The p-value is one of the most common, and one of the most confusing, tools in applied statistics. Seasoned educators are well aware of all the things the p-value is not. Most notably, it’s not “the probability that the null hypothesis is true.” McShane and Gal find that even top researchers routinely misinterpret p-values.

But let’s forget for a moment about what p-values are not and instead ask what they are. It turns out that there are different meanings of the term. . . .

Definition 1. p-value(y) = Pr(T(y_rep) >= T(y) | H), where H is a “hypothesis,” a generative probability model, y is the observed data, y_rep are future data under the model, and T is a “test statistic,” some pre-specified specified function of data. I find it clearest to define this sort of p-value relative to potential future data; it can also be done mathematically and conceptually without any reference to repeated or future sampling, as in this 2019 paper by Vos and Holbert.

Definition 2. Start with a set of hypothesis tests of level alpha, for all values alpha between 0 and 1. p-value(y) is the smallest alpha of all the tests that reject y. This definition starts with a family of hypothesis tests rather than a test statistic, and it does not necessarily have a Bayesian interpretation, although in particular cases, it can also satisfy Definition 1.

Property 3. p-value(y) is some function of y that is uniformly distributed under H. I’m not saying that the term “p-value” is taken as a synonym for “uniform variate” but rather that this conditional uniform distribution is sometimes taken to be a required property of a p-value. It’s not a definition because in practice no one would define a p-value without some reference to a tail-area probability (Definition 1) or a rejection region (Definition 2)—but it is sometimes taken as a property that is required for something to be a true p-value. The relevant point here is that a p-value can satisfy Property 3 without satisfying Definition 1 (there are methods of constructing uniformly-distributed p-values that are not themselves tail-area probabilities), and a p-value can satisfy Definition 1 without satisfying Property 3 (when there is a composite null hypothesis and the distribution of the test statistic is not invariant to parameter values; see Xiao-Li Meng’s paper from 1994).

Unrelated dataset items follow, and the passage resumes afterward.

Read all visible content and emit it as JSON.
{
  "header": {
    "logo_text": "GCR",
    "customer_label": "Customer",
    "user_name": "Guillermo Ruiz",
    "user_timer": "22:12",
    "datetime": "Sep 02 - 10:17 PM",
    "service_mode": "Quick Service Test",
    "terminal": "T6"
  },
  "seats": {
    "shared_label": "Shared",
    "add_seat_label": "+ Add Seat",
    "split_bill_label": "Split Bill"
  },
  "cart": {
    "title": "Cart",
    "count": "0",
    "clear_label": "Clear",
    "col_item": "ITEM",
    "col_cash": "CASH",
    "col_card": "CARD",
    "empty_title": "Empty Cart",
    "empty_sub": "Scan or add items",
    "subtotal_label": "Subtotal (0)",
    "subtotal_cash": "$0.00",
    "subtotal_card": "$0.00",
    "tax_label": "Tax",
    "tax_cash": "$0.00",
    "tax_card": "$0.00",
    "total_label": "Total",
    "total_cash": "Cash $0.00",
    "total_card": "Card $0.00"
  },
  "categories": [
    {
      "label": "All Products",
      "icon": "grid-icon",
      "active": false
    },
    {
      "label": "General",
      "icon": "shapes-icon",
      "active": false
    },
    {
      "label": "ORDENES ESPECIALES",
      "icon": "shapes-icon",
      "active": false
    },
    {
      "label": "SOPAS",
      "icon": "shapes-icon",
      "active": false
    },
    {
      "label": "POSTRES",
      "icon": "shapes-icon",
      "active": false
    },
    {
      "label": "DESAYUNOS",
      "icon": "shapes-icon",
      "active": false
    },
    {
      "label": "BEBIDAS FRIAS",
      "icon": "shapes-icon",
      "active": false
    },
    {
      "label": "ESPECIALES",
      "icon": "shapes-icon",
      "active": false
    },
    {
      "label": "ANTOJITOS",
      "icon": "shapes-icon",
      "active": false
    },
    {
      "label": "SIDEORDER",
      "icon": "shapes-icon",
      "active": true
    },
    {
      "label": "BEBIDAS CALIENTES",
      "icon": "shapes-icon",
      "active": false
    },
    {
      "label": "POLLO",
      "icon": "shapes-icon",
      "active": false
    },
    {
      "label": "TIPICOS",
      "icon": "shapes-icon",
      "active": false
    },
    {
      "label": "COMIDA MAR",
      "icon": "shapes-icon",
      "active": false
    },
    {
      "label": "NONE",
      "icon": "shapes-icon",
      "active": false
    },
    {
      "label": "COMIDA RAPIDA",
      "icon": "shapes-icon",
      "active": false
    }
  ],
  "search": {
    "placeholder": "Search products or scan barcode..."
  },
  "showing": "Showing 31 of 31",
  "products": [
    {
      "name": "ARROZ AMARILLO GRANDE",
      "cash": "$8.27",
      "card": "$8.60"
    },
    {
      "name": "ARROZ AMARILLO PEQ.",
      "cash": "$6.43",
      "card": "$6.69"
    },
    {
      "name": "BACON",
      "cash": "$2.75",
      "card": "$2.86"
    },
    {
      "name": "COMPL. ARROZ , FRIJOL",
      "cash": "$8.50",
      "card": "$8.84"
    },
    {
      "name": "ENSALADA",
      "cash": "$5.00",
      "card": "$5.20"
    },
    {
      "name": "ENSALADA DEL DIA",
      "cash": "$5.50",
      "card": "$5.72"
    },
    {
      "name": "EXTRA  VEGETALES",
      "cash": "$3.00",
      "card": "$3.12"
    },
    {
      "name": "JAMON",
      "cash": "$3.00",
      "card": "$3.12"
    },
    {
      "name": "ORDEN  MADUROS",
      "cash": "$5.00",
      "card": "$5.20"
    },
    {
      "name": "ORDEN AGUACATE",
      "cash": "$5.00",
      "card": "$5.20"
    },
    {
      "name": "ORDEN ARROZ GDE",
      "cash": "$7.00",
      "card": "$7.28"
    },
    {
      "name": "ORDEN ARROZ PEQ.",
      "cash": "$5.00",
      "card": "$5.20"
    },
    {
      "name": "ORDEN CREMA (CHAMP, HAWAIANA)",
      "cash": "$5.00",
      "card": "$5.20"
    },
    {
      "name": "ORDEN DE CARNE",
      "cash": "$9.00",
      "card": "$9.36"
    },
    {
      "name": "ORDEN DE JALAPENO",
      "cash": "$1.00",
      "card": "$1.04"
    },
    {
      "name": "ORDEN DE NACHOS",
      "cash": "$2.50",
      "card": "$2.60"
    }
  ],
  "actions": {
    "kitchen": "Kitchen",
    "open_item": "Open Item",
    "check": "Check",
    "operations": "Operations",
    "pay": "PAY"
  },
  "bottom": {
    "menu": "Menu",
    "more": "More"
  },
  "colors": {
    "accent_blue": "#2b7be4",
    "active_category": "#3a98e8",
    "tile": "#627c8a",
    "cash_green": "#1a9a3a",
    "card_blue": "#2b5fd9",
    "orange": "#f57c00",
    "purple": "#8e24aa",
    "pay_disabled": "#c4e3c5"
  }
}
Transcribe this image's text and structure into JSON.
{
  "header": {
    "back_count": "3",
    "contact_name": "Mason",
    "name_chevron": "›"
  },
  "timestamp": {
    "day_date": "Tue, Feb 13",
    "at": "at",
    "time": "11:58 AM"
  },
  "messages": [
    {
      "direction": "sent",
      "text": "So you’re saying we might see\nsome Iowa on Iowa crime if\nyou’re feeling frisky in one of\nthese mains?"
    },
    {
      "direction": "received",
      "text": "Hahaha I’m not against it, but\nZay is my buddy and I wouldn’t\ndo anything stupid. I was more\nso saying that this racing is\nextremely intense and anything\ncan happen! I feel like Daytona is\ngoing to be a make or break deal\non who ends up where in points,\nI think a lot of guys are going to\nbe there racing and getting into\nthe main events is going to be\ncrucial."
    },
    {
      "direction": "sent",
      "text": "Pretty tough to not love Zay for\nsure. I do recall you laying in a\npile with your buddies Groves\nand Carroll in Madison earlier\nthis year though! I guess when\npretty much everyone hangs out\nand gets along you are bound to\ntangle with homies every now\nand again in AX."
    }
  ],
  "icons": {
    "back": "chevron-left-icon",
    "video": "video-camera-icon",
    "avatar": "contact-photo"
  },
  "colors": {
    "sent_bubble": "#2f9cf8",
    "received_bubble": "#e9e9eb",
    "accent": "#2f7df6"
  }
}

Description 4. p-value(y) is the result of some calculations applied to data that are conventionally labeled as a p-value. Typically, this will be a p-value under Definition 1 or 2 above, but perhaps defined under a hypothesis H that is not actually the model being fit to the data at hand, or a hypothesis H(y) that itself is a function of data, for example from p-hacking or forking paths. I’m labeling this as a “description” rather than a “definition” to clarify that this sort of p-value is used all the time without always a clear definition of the hypothesis, for example if you have a regression coefficient with estimate beta_hat and standard error s, and you compute 2 times the tail-area probability of |beta_hat|/s under the normal or t distribution, without ever defining a null hypothesis relative to all the parameters in your model. Sander Greenland calls this sort of thing a “descriptive” p-value, capturing the idea that the p-value can be understood as a summary of the discrepancy or divergence of the data from H according to some measure, ranging from 0 = completely incompatible to 1 = completely compatible. For example, the p-value from a linear regression z-score can be understood as a data summary without reference to a full model for all the coefficients.

These are not four definitions/properties/descriptions of the same thing. They are four different things. Not completely different, as they coincide in certain simple examples, but different, and they serve different purposes. They have different practical uses and implications, and you can make mistakes when you use one sort to answer a different question. . . .

The great thing about this post is that it’s purely descriptive (see this comment for elaboration on this particular point). I’m not telling anyone what to do. So this is a rare article about p-values where there’s nothing to argue about!